時系列に並べてみたが、新聞地方紙はほとんど共同通信の記事を配信している。
注目されたいのは、次の表現。
【共同通信】 同大使館は家族の要望として死傷者の身元公表を拒んでいる。
【TBSニュース】日本大使館は、家族の希望で氏名など詳細については公表できないとしています。
【読売新聞】 大使館は、家族の希望で、氏名などを公表していない。
共同通信は「拒んでいる」と強い表現を用いている。
拒んでいる、ということは、記者が公表を「要求した」ことは想像に難くない。
ここに、共同通信の記者に尋ねたい。
そこまでして遭難者の氏名をさらす必要があるのか?
それは何のため、誰のためなのか?
さすがはイラクの香田証生氏殺害事件の際に先走って遺体発見と報じた共同通信といえよう。
遭難事故において遭難者の氏名を遺族の希望により公表しない、というのはこれが初めてではない。
数年前、マッターホルン登山中の邦人が滑落死した際も、氏名の報道は遺族の希望で控えられた。(この時の日本の通信社は「ガイドレス登山は無謀」というピントはずれな報道をしたが、これは次の項で論ずる。)
そして続く徳島新聞。
この情報が徳島新聞独自のソースかは不明であるが、ここから読み取れるのは、遭難者の勤務先である福岡県久留米市が、遭難者の身元を明らかにした、ということである。
想像されるのは、次の状況。
1.山岳遭難という騒動を起こした「社会的な責任」から市が自ら身元発表に踏み切った。

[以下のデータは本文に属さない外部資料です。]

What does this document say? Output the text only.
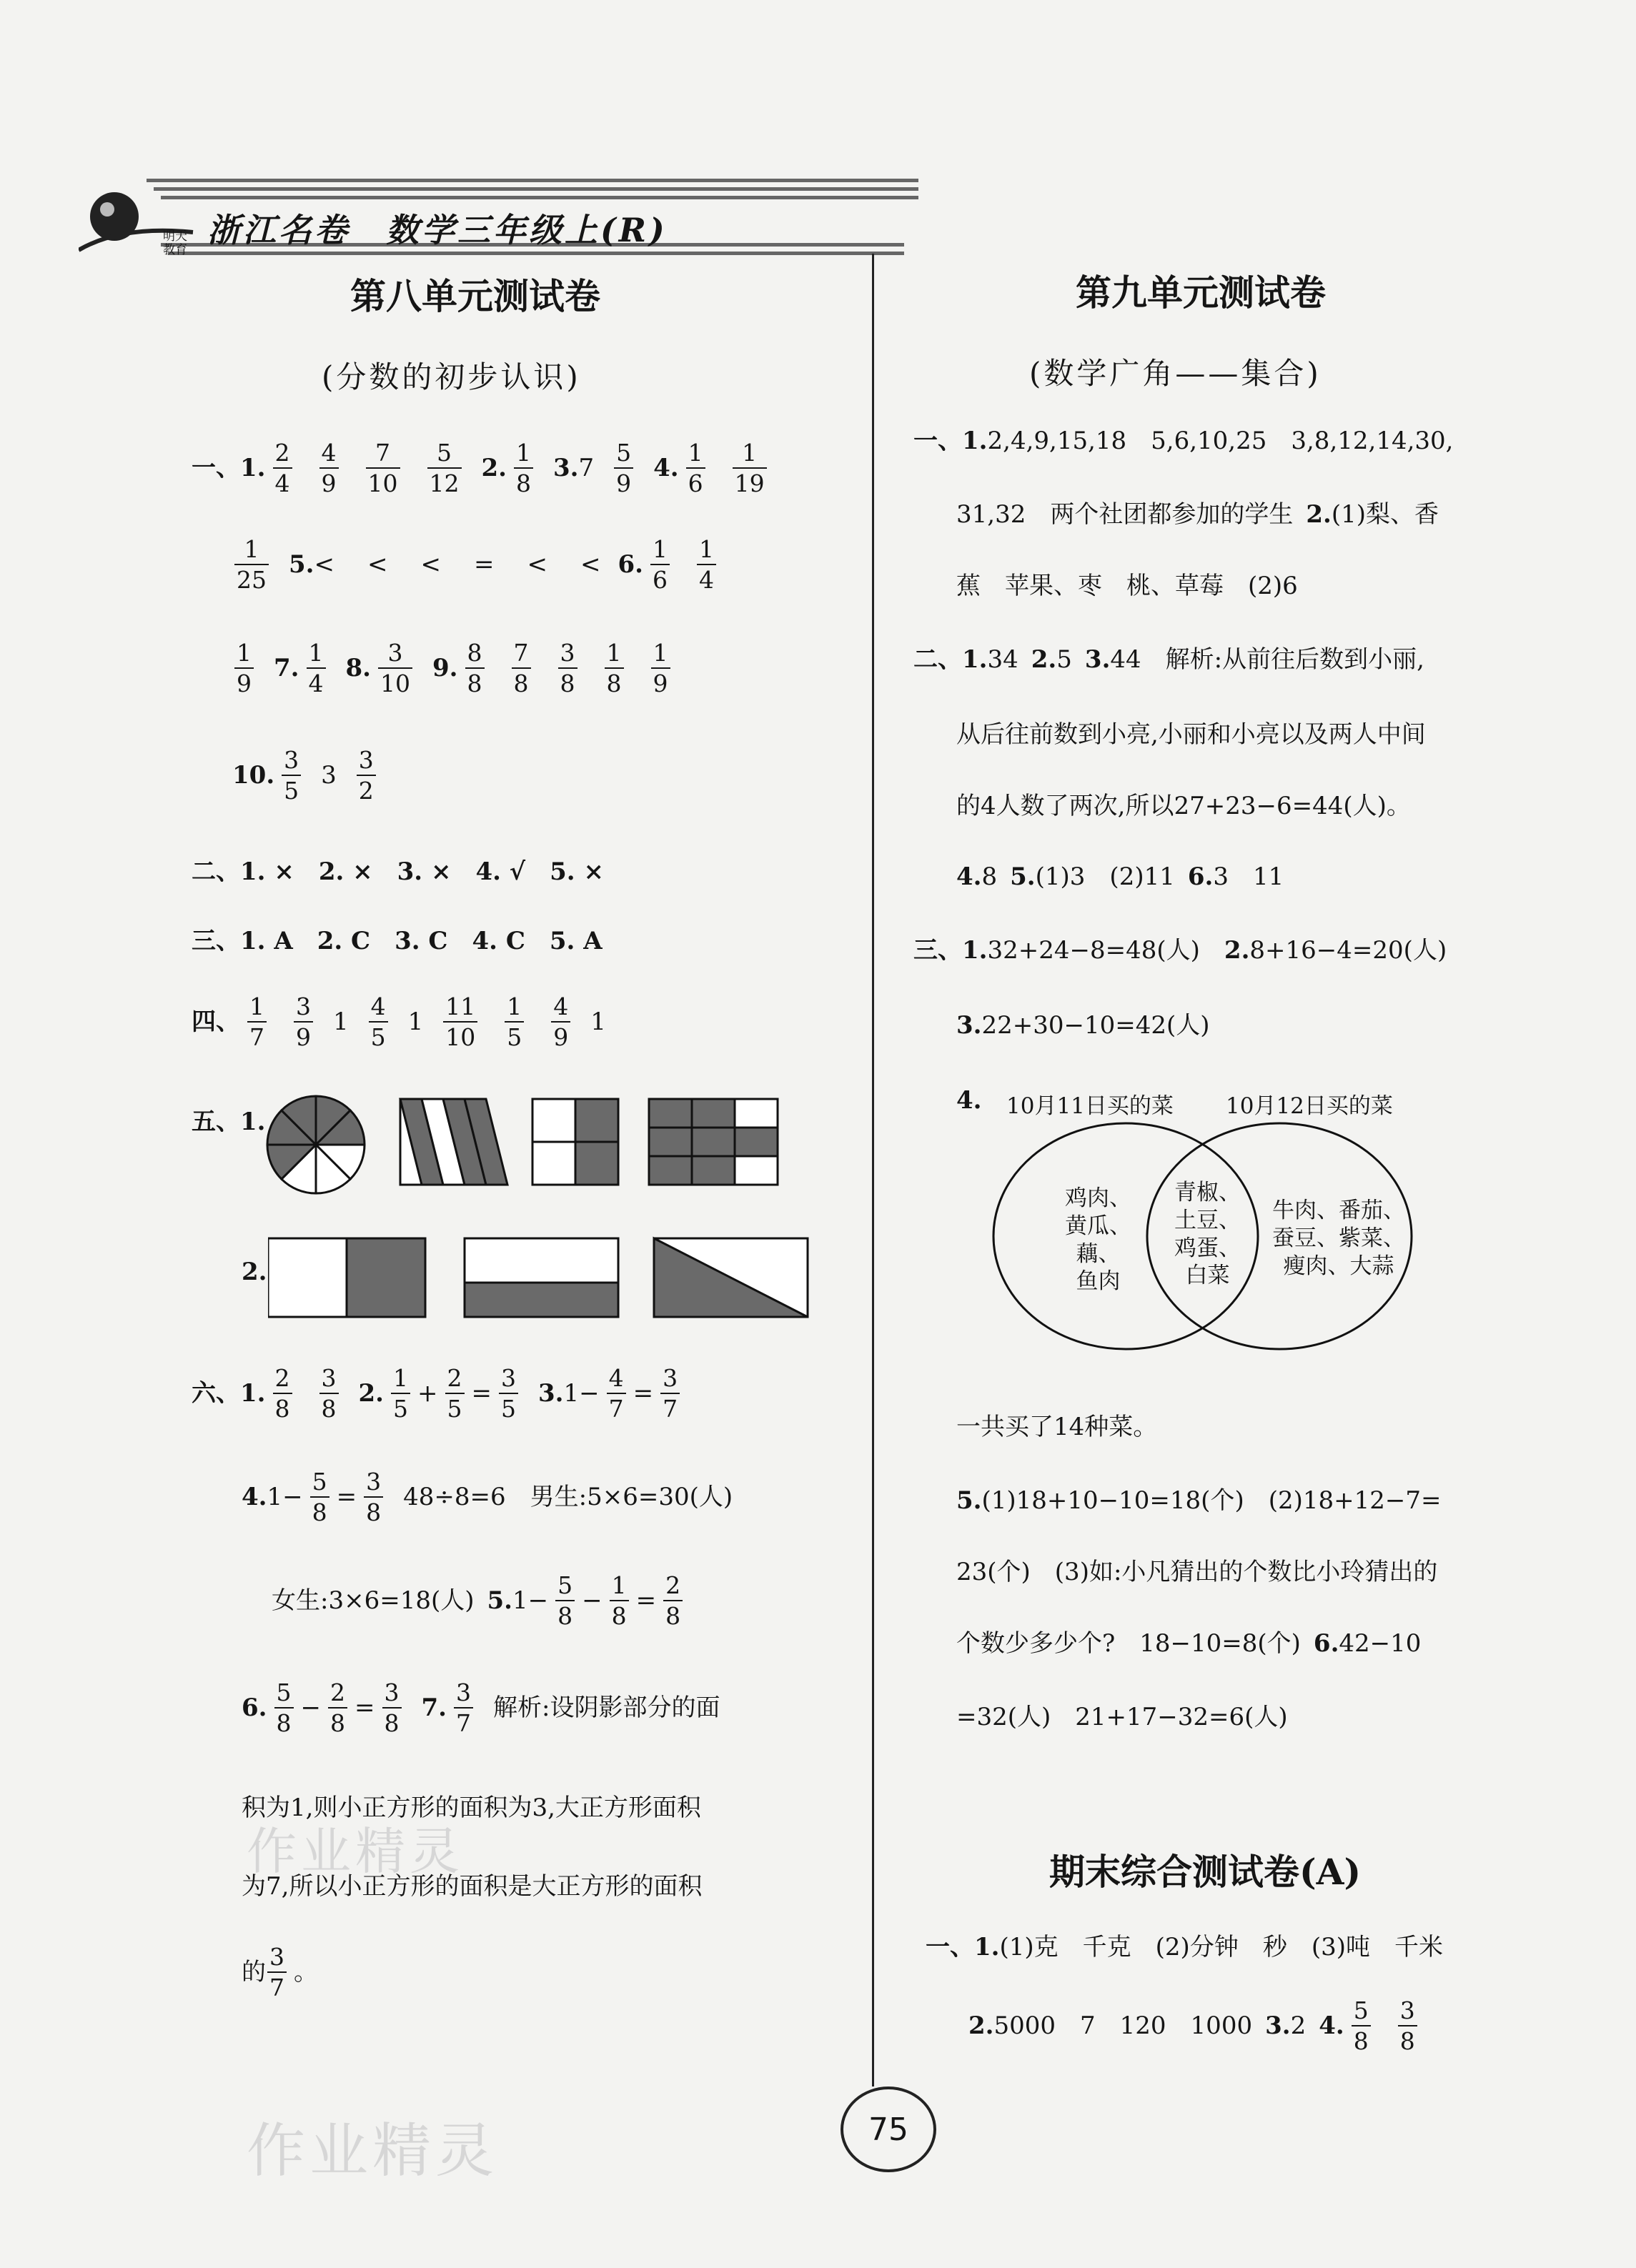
明天教育
浙江名卷　数学三年级上(R)
第八单元测试卷
(分数的初步认识)
一、 1. $\frac{2}{4} \frac{4}{9} \frac{7}{10} \frac{5}{12} 2$. $\frac{1}{8} 3$. $7 \frac{5}{9} 4$. $\frac{1}{6} \frac{1}{19}$
$\frac{1}{25} 5$. <　<　<　=　<　< 6. $\frac{1}{6} \frac{1}{4}$
$\frac{1}{9} 7$. $\frac{1}{4} 8$. $\frac{3}{10} 9$. $\frac{8}{8} \frac{7}{8} \frac{3}{8} \frac{1}{8} \frac{1}{9}$
10. $\frac{3}{5} 3 \frac{3}{2}$
二、 1. ×　2. ×　3. ×　4. √　5. ×
三、 1. A　2. C　3. C　4. C　5. A
四、 $\frac{1}{7} \frac{3}{9} 1 \frac{4}{5} 1 \frac{11}{10} \frac{1}{5} \frac{4}{9} 1$
五、 1.
2.
六、 1. $\frac{2}{8} \frac{3}{8} 2$. $\frac{1}{5} + \frac{2}{5} = \frac{3}{5} 3$. $1- \frac{4}{7} = \frac{3}{7}$
4. $1- \frac{5}{8} = \frac{3}{8} 48\div 8=6$　男生:5×6=30(人)
女生:3×6=18(人) 5. $1- \frac{5}{8} - \frac{1}{8} = \frac{2}{8}$
6. $\frac{5}{8} - \frac{2}{8} = \frac{3}{8} 7$. $\frac{3}{7}$ 解析:设阴影部分的面
积为1,则小正方形的面积为3,大正方形面积
为7,所以小正方形的面积是大正方形的面积
的 $\frac{3}{7}$ 。
第九单元测试卷
(数学广角——集合)
一、 1. 2,4,9,15,18　5,6,10,25　3,8,12,14,30,
31,32　两个社团都参加的学生 2. (1)梨、香
蕉　苹果、枣　桃、草莓　(2)6
二、 1. 34 2. 5 3. 44　解析:从前往后数到小丽,
从后往前数到小亮,小丽和小亮以及两人中间
的4人数了两次,所以27+23−6=44(人)。
4. 8 5. (1)3　(2)11 6. 3　11
三、 1. 32+24−8=48(人) 2. 8+16−4=20(人)
3. 22+30−10=42(人)
4. 10月11日买的菜 10月12日买的菜
鸡肉、
黄瓜、
藕、
鱼肉
青椒、
土豆、
鸡蛋、
白菜
牛肉、番茄、
蚕豆、紫菜、
瘦肉、大蒜
一共买了14种菜。
5. (1)18+10−10=18(个)　(2)18+12−7=
23(个)　(3)如:小凡猜出的个数比小玲猜出的
个数少多少个?　18−10=8(个) 6. 42−10
=32(人)　21+17−32=6(人)
期末综合测试卷(A)
一、 1. (1)克　千克　(2)分钟　秒　(3)吨　千米
2. 5000　7　120　1000 3. 2 4. $\frac{5}{8} \frac{3}{8}$
作业精灵
作业精灵	75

2.遭難者の身元を調べるマスコミによる問い合わせが殺到(かどうかは知らないが)、結果として久留米市に圧力をかけた形となった。
ここで筆者がマスゴミに対して主張したいのは、
あなたたちはワイドショーのレポーター程度の報道しかできないのか?
遭難事故で報道されるべき本質的な問題は、他にあるのではないですか?ということである。
登山に真摯に向かう者であれば氏名などは二の次、本質的な問題である「遭難の原因」が知りたいはずである。
今回のアイガー遭難報道から推察されるのは、真に明らかにされるべき問題がさしおかれ、氏名の判明という点に重きが置かれているという点である。